I turned. It was Pa, with a smile on his lips and a touch of his hat.
16
THE PETRIFIED MAN
I gave Pa a lightning flash of eyes and turned my back again. He’d been gone for eleven confounded days, but from his easy manner you’d think he’d only been out for a ten-minute stroll.
“That looks like a dead man,” he said.
I picked up my heavy gunnysack and started away.
“Hold on, Wiley,” he called softly.
“You’re back. I can see that, sir.”
“And you’re angry. I can see that, too. I’d be surprised if you weren’t.”
I shrugged a little, my back still to him.
“I found another Quickshot Billy nickel novel over in Wolf Landing,” he said. “It’s kind of dog-eared and mouse-nibbled and not worth reading, but I thought you’d like to have it.”
“You thought wrong.” My insides were churning. I’d never talked to him that way before. “I’m too old for those infernal dumb stories anymore.”
“I see. Ma tells me you and Glorietta have gone into the buffalo-bone business. Enterprising. That’s mighty enterprising. I’m proud of you both, Wiley.”

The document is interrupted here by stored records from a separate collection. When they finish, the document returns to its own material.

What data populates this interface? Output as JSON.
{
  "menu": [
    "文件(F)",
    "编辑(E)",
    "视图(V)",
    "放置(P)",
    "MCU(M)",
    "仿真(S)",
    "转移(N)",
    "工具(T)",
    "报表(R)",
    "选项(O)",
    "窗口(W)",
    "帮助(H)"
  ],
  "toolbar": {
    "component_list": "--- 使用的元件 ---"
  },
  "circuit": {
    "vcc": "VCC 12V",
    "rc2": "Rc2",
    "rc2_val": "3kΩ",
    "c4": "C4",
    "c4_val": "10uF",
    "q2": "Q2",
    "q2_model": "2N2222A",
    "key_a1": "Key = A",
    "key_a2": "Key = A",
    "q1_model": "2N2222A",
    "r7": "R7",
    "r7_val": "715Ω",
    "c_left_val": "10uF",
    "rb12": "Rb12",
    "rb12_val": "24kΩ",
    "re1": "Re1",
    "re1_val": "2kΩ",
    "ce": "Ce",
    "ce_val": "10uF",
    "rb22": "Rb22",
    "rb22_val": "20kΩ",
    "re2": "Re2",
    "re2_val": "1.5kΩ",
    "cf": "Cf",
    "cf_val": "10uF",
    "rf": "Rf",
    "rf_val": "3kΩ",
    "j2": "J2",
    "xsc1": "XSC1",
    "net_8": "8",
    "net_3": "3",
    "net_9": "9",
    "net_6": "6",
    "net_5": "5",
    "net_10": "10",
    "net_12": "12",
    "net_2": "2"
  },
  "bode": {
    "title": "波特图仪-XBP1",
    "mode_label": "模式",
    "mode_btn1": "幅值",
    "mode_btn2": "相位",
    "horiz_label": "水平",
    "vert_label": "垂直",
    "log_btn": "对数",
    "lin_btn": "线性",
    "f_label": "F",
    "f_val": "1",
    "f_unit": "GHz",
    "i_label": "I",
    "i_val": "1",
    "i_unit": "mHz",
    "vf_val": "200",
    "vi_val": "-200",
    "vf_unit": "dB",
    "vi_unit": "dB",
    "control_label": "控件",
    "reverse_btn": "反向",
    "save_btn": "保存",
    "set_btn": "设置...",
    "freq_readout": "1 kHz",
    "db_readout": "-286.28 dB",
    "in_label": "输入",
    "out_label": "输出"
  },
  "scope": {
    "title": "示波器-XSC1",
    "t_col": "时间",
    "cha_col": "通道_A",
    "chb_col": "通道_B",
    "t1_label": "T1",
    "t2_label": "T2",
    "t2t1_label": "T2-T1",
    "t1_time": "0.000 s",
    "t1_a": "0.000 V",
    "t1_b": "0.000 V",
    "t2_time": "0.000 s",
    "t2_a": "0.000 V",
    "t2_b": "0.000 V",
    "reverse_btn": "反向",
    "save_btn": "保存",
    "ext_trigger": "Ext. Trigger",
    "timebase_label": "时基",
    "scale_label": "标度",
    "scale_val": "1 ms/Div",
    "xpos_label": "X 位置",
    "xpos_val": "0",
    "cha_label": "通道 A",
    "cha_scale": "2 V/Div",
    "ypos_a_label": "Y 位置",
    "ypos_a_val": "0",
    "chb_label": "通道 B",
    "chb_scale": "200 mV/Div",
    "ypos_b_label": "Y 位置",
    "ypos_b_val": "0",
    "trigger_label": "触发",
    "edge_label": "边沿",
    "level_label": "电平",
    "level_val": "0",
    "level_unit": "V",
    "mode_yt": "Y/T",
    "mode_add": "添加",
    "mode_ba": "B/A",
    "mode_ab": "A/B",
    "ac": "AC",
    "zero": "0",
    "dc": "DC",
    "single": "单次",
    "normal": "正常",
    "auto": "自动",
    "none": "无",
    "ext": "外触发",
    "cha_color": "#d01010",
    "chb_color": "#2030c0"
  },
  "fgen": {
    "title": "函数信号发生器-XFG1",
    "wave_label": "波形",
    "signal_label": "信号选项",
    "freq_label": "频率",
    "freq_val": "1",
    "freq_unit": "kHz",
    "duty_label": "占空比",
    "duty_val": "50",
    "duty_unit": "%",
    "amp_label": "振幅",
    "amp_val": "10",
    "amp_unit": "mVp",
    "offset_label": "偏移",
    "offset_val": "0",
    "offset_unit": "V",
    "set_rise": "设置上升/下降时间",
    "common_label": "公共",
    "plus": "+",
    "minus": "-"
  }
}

“I’ve got a mess of work to do,” I said.
“And I don’t mean to keep you. But I declare, Wiley, that piece you wrote in The Humbug Mountain Hoorah certainly increased the population of Sunrise! All that amazing activity in the riverbed! I thought at first I’d come home to the wrong place. It wouldn’t hurt if you turned around and looked at me. I’d be obliged, Wiley.”
I took my time swinging around. I was trying to hang on to all my anger and at the same time trying to keep the water from rising to my eyes. “You needn’t have rushed back for us,” I said, doing my best to match his own loose and easy manner. “Hardly missed you. Me and Ma and Glorietta can take care of ourselves. We’ve done it before.”
“Know that. Knew you could. It eases my mind, Wiley.” He threw up the collar of his corduroy coat against the wind blowing off the river. “Truth is, your father’s a shiftless, no-account, here-and-there sort of man. It pains me to admit it. I’m downright sorry.”